In the letter Stouffer writes that he did not know what to do when he heard of the assassination. He tells his sisters to stay strong back home, and reminds them that it was God's will for him to go. It seems as though Stouffer is trying to find a reason or explanation for Lincoln's death to deal with the mourning he is going through. Stouffer also describes the town of Poughkeepsie, which most likely had a similar atmosphere as many northern towns at the time of Lincoln's assassination. He wrote that nearly everyone wore black and white badges, and that the streets were filled with crape. He also noted that flags were flown at half mast, and were trimmed in black. Stouffer continues to give advice to his sisters in the letter, reminding them that no one knows when the son of God is coming back, hinting that they could die unexpectedly just as Lincoln had. He states, "God was ready to give him," referring to Lincolns untimely death. Stouffer finished the letter catching up on things like the news of his sister's new colt, the feelings of his uncle, and other small talk that would be discussed in a family letter.
Northern whites were not the only group of Americans to mourn Lincoln's assassination. Recently freed blacks saw Lincoln as their savior from slavery. Historian Benjamin Quarles described the black population as taking an immense blow, "Strong men cried without Shame," in Quarel's words. He went as far as writing that some blacks had felt that Booth had "crucified their Lord." Blacks in both the North and the South recognized that they had lost a leader that did invaluable things for them, and they mourned his death accordingly.
Although there was an intense mourning of Lincoln's death, not everyone in the country felt remorse over the assassination. Many southerners saw Lincoln as the cause for their most of their problems, and blamed him for the war and extreme destruction of their land and livelihoods. According to historian Michael Davis, some southern towns held meetings to endorse Booth's murder of Lincoln, and celebrate the deed. One Texan described the assassination as ridding the world of "a monster that disgraced the form of humanity."

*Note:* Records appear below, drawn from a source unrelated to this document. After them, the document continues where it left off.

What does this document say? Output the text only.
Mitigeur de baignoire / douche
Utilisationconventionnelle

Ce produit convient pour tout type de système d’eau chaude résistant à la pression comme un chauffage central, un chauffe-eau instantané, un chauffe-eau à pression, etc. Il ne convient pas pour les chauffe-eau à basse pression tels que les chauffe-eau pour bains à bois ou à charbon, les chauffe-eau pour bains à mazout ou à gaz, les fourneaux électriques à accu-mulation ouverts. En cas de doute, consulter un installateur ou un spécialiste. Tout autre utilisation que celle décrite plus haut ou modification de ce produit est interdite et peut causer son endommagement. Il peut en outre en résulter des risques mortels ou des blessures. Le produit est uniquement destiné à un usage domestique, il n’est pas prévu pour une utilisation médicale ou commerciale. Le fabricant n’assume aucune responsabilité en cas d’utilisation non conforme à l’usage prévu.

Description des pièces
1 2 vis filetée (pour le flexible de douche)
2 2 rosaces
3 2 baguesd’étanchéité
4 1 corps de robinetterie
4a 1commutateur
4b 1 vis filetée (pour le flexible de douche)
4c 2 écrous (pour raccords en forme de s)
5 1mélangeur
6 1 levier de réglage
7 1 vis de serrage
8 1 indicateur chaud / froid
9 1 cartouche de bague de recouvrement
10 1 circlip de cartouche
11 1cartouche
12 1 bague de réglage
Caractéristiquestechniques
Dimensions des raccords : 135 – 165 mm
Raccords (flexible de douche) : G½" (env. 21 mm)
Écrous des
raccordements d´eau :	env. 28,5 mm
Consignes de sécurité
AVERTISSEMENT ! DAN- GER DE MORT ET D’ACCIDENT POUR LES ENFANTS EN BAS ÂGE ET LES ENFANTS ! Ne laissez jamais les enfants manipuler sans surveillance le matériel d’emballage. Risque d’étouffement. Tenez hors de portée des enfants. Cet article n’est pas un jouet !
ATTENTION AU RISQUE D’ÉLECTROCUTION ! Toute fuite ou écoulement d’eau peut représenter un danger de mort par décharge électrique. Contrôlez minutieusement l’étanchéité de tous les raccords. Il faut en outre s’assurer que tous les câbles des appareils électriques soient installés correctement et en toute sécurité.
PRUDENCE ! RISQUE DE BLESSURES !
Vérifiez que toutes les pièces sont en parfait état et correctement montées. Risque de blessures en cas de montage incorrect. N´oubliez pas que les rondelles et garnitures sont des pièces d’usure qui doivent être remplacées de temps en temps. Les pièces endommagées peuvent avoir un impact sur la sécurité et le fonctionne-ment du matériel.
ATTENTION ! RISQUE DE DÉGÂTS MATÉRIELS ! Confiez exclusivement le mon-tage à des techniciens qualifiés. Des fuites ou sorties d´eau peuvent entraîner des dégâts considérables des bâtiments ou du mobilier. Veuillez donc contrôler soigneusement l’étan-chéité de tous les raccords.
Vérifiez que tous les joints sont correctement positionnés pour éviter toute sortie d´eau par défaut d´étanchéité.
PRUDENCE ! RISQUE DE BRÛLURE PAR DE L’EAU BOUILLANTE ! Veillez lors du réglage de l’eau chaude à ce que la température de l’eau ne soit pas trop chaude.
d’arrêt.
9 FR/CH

Benjamin Stouffer's letter home shows one side of the reaction to President Abraham Lincoln's assassination in 1865. Although this reaction was widespread throughout a good deal of the North, it was obviously not held by everyone, notably much of the south. These differing views on Lincoln and his assassination were immense topics of controversy during that time, and feelings are still strong about the subject in the United States today.